Dari situlah cerita digulirkan, jika versi Shakespeare dimulai dengan adegan adu pedang antara keluarga Capulet dan Montague, versi Luhrmann dengan baku tembak di pompa bensi antara kedua keluarga tadi dan versi saya dengan perkelahian jalanan antara Jakmania dan Viking, maka Bruno dengan cerdik memasukkan unsur lokalitasnya dalam filmnya. Sebuah adegan sepakbola jalanan antara dua geng penguasa favela yang dipuncaki dengan sebuah aksi kekerasan.

Saat kisah berjalan, kisah yang ditulis oleh Patricia Andrade ini kemudian berkelok dengan cerdik.
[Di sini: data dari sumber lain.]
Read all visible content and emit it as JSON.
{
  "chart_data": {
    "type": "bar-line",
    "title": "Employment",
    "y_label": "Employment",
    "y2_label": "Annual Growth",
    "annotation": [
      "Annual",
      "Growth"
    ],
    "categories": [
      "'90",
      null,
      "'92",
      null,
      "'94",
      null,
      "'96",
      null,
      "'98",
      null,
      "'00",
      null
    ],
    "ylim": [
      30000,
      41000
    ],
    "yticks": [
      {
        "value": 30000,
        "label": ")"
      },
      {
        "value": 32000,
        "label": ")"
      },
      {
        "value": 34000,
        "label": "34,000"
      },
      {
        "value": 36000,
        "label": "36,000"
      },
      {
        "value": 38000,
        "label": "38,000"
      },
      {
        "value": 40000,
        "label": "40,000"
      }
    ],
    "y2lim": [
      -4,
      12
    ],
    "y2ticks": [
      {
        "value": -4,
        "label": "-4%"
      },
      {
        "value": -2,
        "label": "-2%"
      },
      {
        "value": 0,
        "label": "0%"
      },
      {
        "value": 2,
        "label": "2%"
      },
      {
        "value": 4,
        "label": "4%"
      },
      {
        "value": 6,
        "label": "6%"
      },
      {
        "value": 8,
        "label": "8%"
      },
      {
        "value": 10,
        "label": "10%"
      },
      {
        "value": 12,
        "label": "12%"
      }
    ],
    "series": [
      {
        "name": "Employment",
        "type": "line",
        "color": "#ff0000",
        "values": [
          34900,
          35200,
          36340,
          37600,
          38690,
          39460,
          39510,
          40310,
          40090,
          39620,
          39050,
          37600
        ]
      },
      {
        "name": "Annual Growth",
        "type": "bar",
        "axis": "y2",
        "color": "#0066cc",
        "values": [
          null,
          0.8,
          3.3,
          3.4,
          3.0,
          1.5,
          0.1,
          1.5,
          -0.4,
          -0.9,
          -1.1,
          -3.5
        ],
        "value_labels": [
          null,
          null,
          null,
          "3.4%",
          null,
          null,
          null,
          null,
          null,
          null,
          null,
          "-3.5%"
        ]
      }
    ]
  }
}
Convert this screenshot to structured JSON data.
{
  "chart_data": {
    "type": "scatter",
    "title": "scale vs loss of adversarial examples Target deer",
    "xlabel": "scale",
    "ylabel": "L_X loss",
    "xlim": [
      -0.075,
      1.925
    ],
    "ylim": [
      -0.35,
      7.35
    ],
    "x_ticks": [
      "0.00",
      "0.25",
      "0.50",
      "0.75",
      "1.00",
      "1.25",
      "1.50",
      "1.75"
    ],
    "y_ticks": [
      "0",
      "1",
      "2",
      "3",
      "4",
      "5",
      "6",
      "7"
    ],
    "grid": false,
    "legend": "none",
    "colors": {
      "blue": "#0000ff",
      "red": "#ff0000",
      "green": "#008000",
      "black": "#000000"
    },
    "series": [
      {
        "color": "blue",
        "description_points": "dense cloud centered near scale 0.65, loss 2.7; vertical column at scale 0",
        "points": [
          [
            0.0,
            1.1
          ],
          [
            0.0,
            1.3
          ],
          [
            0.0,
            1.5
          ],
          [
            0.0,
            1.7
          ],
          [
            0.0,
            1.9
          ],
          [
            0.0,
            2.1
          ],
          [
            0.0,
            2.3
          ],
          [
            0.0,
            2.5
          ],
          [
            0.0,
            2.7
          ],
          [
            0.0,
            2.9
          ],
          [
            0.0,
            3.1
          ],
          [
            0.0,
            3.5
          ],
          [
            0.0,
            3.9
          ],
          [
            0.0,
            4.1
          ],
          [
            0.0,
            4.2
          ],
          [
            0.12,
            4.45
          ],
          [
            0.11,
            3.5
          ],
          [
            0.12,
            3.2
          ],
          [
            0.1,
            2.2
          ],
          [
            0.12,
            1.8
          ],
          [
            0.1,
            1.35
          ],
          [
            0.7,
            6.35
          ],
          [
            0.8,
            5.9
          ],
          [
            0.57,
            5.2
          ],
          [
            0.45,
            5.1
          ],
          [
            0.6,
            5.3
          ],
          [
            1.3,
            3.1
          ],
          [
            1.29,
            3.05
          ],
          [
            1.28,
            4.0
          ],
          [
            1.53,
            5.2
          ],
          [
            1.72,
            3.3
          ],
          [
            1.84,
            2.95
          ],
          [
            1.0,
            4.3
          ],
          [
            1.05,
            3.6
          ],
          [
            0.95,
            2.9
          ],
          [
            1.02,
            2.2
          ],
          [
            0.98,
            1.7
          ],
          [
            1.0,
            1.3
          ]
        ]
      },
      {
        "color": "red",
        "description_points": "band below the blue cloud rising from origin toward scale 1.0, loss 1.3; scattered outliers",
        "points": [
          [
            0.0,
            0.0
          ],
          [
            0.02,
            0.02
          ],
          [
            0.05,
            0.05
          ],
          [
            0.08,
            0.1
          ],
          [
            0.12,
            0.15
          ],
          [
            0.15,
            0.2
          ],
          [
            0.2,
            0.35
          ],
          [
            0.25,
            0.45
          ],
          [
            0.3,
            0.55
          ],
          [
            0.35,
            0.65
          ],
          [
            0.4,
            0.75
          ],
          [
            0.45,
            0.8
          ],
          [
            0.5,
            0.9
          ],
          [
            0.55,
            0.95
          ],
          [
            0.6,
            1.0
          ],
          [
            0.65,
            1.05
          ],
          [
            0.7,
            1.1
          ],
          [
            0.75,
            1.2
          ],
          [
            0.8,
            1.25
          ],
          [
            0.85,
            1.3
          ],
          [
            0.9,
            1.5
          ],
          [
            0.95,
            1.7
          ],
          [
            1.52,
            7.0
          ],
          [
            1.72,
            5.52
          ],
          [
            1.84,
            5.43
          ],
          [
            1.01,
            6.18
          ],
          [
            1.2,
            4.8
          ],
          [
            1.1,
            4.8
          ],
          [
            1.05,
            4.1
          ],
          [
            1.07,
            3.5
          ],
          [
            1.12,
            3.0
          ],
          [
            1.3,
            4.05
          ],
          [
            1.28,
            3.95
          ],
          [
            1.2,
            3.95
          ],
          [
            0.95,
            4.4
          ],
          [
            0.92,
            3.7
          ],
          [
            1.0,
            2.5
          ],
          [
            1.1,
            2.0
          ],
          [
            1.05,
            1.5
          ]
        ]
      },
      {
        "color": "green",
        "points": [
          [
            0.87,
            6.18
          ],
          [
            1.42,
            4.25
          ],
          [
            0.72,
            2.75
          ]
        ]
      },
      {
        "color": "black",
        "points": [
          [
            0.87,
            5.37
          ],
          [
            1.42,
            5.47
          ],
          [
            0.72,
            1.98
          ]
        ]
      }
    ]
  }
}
Alih-alih berkisah tentang cinta terlarang antara dua geng, ia justru bergerak di antara dua status sosial. De (Thiago Martins) yang miskin serta tinggal di Favela yang jatuh cinta dan kemudian berbalas pada Nina (Vitoria Frate) yang kaya raya serta tinggal di Ipanema. Inilah kisah yang bagi saya tak hanya bersandarkan pada sebuah karya Shakesperean, tapi juga bergerak pada sebuah kisah prasangka kelas. Bagaimana kalangan bawah menganggap kalangan atas sebagai angkuh dan sebaliknya kelas atas yang sering menganggap kelas bawah sebagai kelas yang sangat tidak tahu tata krama serta praktis dekat dengan kriminalitas.

Dengan titik tolak seperti ini, film ini kemudian mampu bergerak lincah pada sebuah potret kehidupan sosial masyarakat Brasil saat ini. Kehidupan di Favela yang keras dan memang dekat dengan kriminalitas dan kehidupan kaum jet set yang memang selalu menjauhkan diri dari mereka yang tinggal di Favela. Dengan cerdik juga, adegan balkon yang legendaris itu berhasil dimasukkan tanpa harus merusak alur cerita (elemen penting dari Romeo & Juliet yang gagal saya adaptasi) De dan Nina kemudian menjadi sepasang kekasih yang buta, dua remaja yang juga memutuskan untuk menikah dan lari dari kehidupan mereka sebelumnya.

Namun, seperti kisah aslinya yang ditulis sekitar tahun 1610 ini, Once Upon a Time In Rio memilih untuk setia pada ending yang telah diciptakan oleh sang sastrawan besar. Ia bahkan dengan sempurna mampu membuat versinya sendiri dengan isi ketragisan yang bagi saya justru lebih kuat.